How to score full marks in this chapter
Whenever you multiply or divide decimals, first do the sum with whole numbers and only then fix the decimal point — count the places carefully. For a decimal divisor, write the “clean” division (e.g. 4.68 ÷ 0.13 = 468 ÷ 13) before dividing. Show the place-value steps in long division and put the point in the quotient as soon as you reach the Tenths. If a quotient does not end, round it sensibly (say, to two decimal places) and say so. Check answers by reversing the operation or by estimating.
Frequently Asked Questions
What is Class 7 Maths Ganita Prakash Chapter 12 about?
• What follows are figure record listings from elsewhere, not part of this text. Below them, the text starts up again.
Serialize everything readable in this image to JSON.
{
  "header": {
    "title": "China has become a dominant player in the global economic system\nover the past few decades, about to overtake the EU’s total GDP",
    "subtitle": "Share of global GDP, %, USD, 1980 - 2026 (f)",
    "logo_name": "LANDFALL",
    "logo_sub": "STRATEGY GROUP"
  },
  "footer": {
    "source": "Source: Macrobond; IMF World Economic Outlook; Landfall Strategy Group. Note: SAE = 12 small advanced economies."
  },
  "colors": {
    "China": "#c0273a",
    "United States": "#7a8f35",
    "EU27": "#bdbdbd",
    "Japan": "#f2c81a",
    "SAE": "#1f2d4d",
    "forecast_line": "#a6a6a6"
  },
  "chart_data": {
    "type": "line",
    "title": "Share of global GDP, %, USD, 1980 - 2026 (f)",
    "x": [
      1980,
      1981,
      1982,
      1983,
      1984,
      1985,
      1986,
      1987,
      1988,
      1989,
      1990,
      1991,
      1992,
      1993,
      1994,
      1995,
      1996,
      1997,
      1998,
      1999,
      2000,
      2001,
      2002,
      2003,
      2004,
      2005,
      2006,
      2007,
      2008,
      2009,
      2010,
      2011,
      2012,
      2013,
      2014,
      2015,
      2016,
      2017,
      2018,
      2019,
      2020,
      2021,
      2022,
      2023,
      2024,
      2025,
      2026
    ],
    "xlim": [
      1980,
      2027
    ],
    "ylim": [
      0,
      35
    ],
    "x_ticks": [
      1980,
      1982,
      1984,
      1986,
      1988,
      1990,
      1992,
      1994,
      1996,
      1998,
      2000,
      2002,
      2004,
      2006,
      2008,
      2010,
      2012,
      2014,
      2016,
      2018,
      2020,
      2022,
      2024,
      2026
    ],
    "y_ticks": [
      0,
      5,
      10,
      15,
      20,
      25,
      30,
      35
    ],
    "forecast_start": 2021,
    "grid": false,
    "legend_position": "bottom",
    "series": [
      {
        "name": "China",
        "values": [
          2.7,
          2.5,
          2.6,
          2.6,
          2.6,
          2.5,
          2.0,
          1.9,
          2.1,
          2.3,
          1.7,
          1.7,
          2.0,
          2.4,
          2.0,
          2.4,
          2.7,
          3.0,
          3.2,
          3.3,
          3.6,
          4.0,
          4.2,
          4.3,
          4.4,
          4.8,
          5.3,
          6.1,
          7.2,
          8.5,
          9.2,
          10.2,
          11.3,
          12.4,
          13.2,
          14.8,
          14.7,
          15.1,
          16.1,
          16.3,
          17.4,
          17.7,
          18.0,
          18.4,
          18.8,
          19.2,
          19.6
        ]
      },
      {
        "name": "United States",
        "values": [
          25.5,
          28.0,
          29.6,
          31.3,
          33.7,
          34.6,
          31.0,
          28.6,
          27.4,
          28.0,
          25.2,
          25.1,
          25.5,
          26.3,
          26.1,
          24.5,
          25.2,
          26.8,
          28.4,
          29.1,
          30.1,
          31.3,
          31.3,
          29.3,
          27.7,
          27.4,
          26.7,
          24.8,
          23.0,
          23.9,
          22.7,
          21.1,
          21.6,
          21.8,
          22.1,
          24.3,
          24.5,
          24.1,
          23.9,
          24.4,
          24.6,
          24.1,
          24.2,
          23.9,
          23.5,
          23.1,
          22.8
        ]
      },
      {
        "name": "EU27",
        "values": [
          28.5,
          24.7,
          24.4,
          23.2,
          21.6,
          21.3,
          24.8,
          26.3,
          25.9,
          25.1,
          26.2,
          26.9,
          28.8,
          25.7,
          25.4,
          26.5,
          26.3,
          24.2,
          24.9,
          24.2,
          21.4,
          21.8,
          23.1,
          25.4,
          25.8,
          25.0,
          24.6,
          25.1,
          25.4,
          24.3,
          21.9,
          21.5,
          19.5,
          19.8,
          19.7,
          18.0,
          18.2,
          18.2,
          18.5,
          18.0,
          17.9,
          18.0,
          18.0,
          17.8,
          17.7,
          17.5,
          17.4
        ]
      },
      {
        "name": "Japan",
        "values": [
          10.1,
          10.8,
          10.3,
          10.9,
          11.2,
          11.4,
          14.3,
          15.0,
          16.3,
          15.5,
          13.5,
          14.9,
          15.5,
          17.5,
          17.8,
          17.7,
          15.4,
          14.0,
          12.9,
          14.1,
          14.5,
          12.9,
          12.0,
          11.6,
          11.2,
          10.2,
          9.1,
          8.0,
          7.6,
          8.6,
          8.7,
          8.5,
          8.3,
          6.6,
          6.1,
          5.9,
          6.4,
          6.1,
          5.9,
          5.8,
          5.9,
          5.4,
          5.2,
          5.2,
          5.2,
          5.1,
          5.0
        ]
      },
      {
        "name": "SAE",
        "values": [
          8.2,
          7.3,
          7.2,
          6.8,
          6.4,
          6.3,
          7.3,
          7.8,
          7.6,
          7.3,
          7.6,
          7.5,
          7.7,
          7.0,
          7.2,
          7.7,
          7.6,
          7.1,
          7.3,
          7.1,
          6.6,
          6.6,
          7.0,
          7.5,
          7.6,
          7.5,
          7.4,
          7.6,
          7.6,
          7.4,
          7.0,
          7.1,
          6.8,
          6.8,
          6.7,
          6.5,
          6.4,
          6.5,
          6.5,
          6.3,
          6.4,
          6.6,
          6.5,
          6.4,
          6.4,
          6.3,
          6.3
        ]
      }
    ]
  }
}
Chapter 12, Another Peek Beyond the Point (Ganita Prakash Part II, Chapter 4), teaches how to multiply and divide decimals as natural extensions of whole-number operations, how to divide using place value (long division), how to recognise recurring decimals such as 10 ÷ 3 and 1 ÷ 7, and how decimals are used to design the leap-year calendar.
How do you place the decimal point when multiplying two decimals?
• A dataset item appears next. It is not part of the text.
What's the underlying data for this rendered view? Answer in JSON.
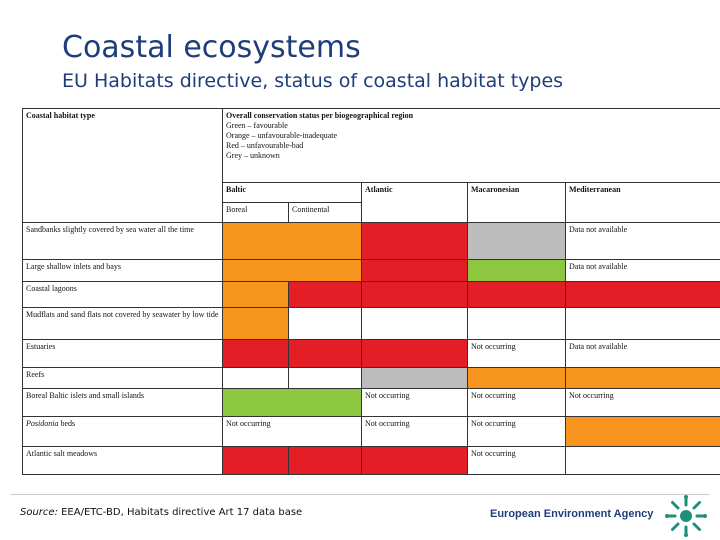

Ignore the points and multiply the numbers as whole numbers. Then put the point back so that the product has as many decimal places as the two factors have together. For example 5.96 (2 places) × 24.8 (1 place) = 147.808 (3 places).
Why do some decimal divisions never end?
When the denominator (after simplifying) has a prime factor other than 2 or 5, the long division leaves the same remainder again and again, so the digits repeat forever — for example 10 ÷ 3 = 3.333… and 1 ÷ 7 = 0.142857142857… These are called recurring or non-terminating decimals.
Are these Class 7 Maths Ganita Prakash Chapter 12 solutions free?
Yes. All solutions are free and follow the official NCERT Ganita Prakash (Part II) textbook for the 2026–27 session, with every Figure it Out, Math Talk and Try This task solved and verified.